A sessão semanal de biodanza dura normalmente duas horas e é superindicada também para a saúde do idoso. “A prática possibilita dar um novo sentido às suas vidas e melhora a qualidade de vida daqueles com a saúde mais debilitada”, finaliza a Adriana. (AED)
Depoimento
Vínculos formados são muito potentes
Após vivenciar a biodanza algumas vezes, Helena de Ligório Villas Bôas, analista do judiciário do Tribunal do Trabalho e doula, resolveu frequentar um grupo regular. “Fiquei encantada com a potência do trabalho. Eu me senti mais viva e alegre ao experienciar o encontro com outras pessoas e o movimento do meu corpo. Despertei em mim emoções cristalizadas”, comenta.

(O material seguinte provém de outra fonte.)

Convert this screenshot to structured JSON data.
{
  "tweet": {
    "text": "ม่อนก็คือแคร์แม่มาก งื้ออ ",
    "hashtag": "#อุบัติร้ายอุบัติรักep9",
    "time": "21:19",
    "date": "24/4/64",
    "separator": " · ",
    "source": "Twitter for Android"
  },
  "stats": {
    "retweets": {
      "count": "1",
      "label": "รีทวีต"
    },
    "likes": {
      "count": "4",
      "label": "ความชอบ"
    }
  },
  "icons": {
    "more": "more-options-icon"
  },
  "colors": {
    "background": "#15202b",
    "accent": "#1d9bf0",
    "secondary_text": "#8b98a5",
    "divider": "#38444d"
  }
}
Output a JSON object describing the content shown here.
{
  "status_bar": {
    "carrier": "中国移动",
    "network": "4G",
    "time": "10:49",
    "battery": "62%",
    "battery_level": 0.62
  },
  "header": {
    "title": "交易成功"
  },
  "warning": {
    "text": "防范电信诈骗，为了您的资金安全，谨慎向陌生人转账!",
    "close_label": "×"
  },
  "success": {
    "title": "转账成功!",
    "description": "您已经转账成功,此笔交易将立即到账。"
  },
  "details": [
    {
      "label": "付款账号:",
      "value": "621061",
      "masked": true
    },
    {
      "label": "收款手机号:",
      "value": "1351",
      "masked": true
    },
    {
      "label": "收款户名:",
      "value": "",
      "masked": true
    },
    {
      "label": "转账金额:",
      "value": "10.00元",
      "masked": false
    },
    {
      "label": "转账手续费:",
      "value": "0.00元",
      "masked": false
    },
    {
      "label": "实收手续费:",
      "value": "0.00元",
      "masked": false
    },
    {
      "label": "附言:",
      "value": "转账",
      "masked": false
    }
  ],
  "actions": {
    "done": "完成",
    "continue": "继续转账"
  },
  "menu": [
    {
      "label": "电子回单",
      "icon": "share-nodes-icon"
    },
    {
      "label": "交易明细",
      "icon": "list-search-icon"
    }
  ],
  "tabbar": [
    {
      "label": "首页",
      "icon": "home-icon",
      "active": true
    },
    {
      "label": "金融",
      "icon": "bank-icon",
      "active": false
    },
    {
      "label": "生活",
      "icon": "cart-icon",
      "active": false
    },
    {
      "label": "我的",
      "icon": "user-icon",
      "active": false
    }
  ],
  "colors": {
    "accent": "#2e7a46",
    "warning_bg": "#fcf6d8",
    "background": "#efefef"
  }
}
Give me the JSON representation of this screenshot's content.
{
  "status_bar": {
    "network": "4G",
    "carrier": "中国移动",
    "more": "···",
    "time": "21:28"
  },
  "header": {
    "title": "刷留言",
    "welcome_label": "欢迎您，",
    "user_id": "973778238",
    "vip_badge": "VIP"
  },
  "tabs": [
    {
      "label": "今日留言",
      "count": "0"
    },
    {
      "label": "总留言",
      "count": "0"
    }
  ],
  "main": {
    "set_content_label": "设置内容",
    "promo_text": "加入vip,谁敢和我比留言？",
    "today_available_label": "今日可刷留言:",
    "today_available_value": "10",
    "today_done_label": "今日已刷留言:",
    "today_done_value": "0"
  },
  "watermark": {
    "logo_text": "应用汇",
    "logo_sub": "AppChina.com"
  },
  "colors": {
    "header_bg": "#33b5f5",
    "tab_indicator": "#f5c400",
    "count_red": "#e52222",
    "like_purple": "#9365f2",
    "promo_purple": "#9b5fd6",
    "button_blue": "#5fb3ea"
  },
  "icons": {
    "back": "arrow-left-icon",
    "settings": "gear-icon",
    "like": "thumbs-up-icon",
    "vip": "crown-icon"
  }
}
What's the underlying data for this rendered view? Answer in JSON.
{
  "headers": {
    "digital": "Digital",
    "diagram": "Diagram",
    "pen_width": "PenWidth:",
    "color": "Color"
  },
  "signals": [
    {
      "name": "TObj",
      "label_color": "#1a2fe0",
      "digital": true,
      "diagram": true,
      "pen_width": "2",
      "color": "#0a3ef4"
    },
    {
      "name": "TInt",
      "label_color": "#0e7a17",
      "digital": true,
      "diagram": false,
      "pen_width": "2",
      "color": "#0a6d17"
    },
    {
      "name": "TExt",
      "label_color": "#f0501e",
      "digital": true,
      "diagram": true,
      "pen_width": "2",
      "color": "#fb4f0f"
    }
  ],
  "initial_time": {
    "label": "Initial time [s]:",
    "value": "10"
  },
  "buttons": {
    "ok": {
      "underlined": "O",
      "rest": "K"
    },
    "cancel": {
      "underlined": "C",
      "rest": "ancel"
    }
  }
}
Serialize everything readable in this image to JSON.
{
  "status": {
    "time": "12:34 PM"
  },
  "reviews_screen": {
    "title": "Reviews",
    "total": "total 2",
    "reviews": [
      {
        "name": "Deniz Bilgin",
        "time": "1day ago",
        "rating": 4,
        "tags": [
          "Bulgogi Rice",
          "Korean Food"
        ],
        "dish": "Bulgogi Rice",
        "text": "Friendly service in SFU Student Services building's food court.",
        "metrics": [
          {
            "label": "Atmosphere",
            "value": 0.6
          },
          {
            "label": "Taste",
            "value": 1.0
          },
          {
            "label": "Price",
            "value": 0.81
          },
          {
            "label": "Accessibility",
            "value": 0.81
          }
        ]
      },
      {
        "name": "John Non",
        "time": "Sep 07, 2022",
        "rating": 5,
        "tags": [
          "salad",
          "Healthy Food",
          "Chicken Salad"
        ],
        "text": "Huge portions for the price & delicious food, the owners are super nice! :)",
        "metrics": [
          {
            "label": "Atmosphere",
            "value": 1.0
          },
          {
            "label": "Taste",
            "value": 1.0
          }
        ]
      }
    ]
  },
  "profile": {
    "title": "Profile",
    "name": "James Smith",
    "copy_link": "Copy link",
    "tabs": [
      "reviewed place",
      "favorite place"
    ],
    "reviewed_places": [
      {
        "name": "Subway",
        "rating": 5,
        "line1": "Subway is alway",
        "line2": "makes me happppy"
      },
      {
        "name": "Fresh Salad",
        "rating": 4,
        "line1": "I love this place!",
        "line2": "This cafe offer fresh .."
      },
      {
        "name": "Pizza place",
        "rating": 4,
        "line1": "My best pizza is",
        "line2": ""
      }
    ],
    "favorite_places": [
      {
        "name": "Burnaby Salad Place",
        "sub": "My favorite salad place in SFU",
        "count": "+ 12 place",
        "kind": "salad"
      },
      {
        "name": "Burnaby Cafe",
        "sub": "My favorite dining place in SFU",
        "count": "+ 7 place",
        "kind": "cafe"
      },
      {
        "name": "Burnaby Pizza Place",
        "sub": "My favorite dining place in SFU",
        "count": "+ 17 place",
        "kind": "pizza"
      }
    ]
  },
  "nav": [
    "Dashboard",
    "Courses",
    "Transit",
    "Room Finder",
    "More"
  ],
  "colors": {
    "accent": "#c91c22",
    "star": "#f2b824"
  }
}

Helena revela que a prática criou um espaço de humanização interna. Resgatei minhas características e potencialidades. Meu desejo era uma conexão mais profunda com o meu sentir e com meu próprio corpo. Também desejava muito ser mais espontânea, segura de mim e encarar com mais naturalidade o contato físico com outras pessoas”.
Dançando há aproximadamente seis anos, Helena considera: “A biodanza despertou o prazer de viver, de habitar meu corpo, de ser eu mesma. Ela me traz respeito, carinho e compaixão pelo ser humano e tudo que é vivo. Transformou meu modo de olhar para mim e para o outro, de forma mais amorosa e compassiva. É um espaço de nutrição emocional, de não julgamento, de suporte e apoio em momentos difíceis”.
No ano passado, Helena esteve gravemente doente, mas não deixou de entrar nas aulas online. “Tive o conforto de saber que eu era bem-vinda como se estivesse lá, mesmo não podendo oferecer nada. Aliás, ganhei amigos especiais para a vida toda, pois os vínculos formados são muito fortes. Sou apaixonada pela mágica da biodanza”, finaliza. (AED)
Benefícios
* Aumenta a autoestima, desenvolvendo a empatia, a cooperação e a fluidez na vida;
* Estimula a vitalidade e a alegria de viver;
* Permite a expressão das emoções;
* Propicia relacionamentos nutritivos e melhora a comunicação pessoal;
* Resgata o equilíbrio orgânico, diminuindo o estresse;
* Aumenta a percepção da sacralidade da vida.